Nicaragua Mission Trip 2016

Prior to my time at Iowa State I had never been on a mission trip or done anything even remotely close to it. Luckily, the Beta Sig culture along with other friends on campus put it on my radar. In May of 2016 I had the awesome opportunity to join a fellow Epsilon member on our fraternity’s national service trip to Nicaragua!
 
Traveling to Nicaragua grounded me so fast. It is a 3rd world country where there was no cell reception or internet to distract me, and where the people were genuinely approachable, kind, and generous even though many of the people we met had nothing more than the essentials needed to make it to the next day. I recall a group of volunteers walking into a local’s home (which wasn’t more than an old shack) and the oldest people of the home, who could barely even stand, offered their chairs to the volunteers and then offered to make them food, which they probably couldn’t afford to give.

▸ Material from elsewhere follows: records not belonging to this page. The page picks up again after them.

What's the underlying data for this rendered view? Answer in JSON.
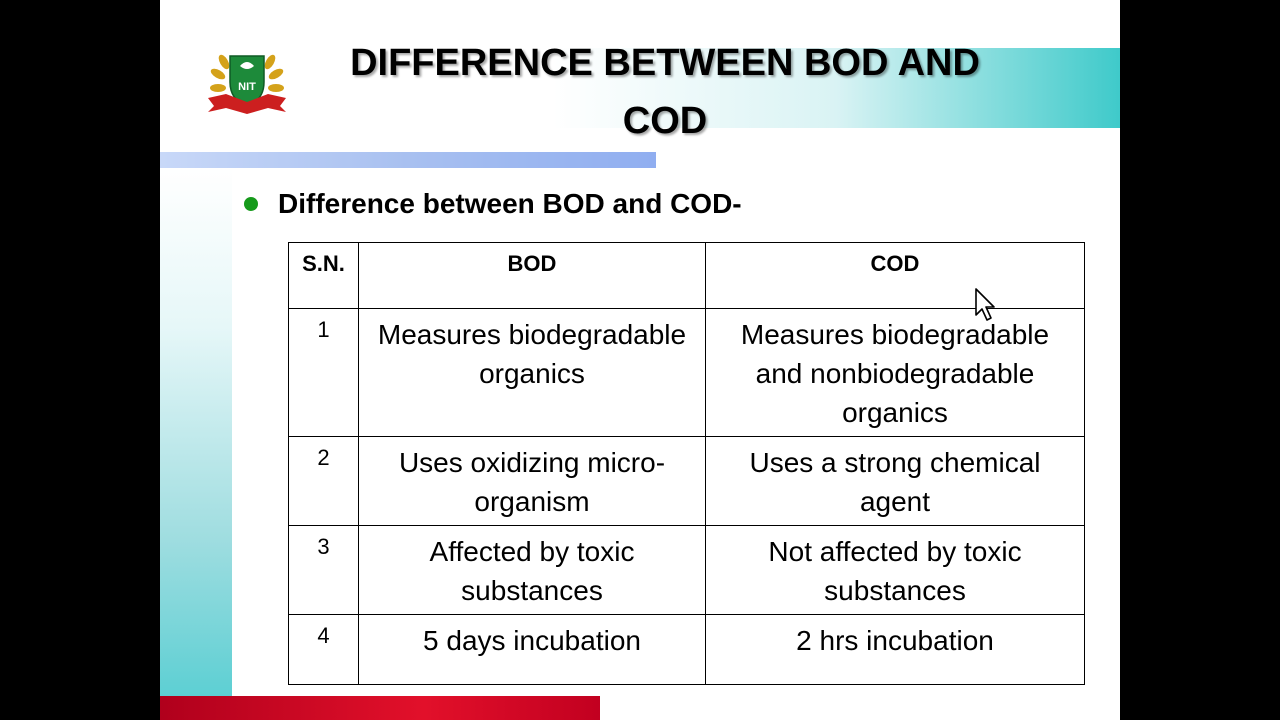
{
  "slide": {
    "title": "DIFFERENCE BETWEEN BOD AND COD",
    "bullet": "Difference between BOD and COD-",
    "logo": {
      "icon": "nit-logo-icon",
      "text": "NIT"
    }
  },
  "table": {
    "headers": [
      "S.N.",
      "BOD",
      "COD"
    ],
    "rows": [
      {
        "sn": "1",
        "bod": "Measures biodegradable organics",
        "cod": "Measures biodegradable and nonbiodegradable organics"
      },
      {
        "sn": "2",
        "bod": "Uses oxidizing micro-organism",
        "cod": "Uses a strong chemical agent"
      },
      {
        "sn": "3",
        "bod": "Affected by toxic substances",
        "cod": "Not affected by toxic substances"
      },
      {
        "sn": "4",
        "bod": "5 days incubation",
        "cod": "2 hrs incubation"
      }
    ]
  },
  "colors": {
    "bullet": "#169a1b",
    "accent_teal": "#3fcaca",
    "accent_blue": "#90aef0",
    "accent_red": "#e2102a"
  }
}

Their generosity and kindness was astonishing.
 
 
The goal of our volunteer group was to help bring clean drinking water to small villages and schools which would help prevent dysentery and other infections caused by the bacteria in bad water. It was definitely no cake walk, but the work was incredibly rewarding. We were encouraged to drink 6-10 liters of water a day to avoid dehydration while working, but no matter where you fell on the physical aptitude scale there was something for you to do. Tools for the week consisted of pick axes, shovels, and buckets. We had two main tasks; digging water lines and hauling a mixture of rock, dirt, and clay for the floor of a new elementary school.
 
The locals we were working with were beyond appreciative for the work our group completed. We had around 50 volunteers and completed what would have likely taken them a couple months or more. Unlike construction projects here in the States, projects in Nicaragua, even small ones, could last 4-6 years depending on how many volunteers participated.
 
The majority of the week was spent digging, but the group made time for two other very impactful experiences. The first was climbing to the peak of Cerro Negro, one of the active Nicaraguan volcanoes. The “hike” was intended to bring the volunteers together as a team and prepare us for a week of working together. As you might imagine it was a grueling trek. The incline up the side had to be close to 45 degree, which wouldn’t have been that bad if it wasn’t for the fact that every step you took forward you slid a foot back in the loose, hardened lava. Not only that, you couldn’t really rest on the way up because if you tried to sit down you would likely start sliding back down the face. Overall it was an awesome hike and a great start to the week.
 
The second experience was a visit to a local orphanage, which was like nothing I had ever experienced before. Due to poverty and a lack of medical assistance children who had diseases, were malnourished, or had other birth defects were often completely abandoned by their families at a young age. Most of the children at the orphanage we visited were not able to communicate at all, but we were able to provide a human presence and touch for the time we were there.
 
I knew serving others is what God calls us to do as Christians, but I quickly realized it not only benefits those we are serving, but it also makes a lasting and profound impact in our own lives. I have realized there are so many people in this world who are less fortunate than myself and all that I have been blessed with in my life has put me in a great position to serve others in need.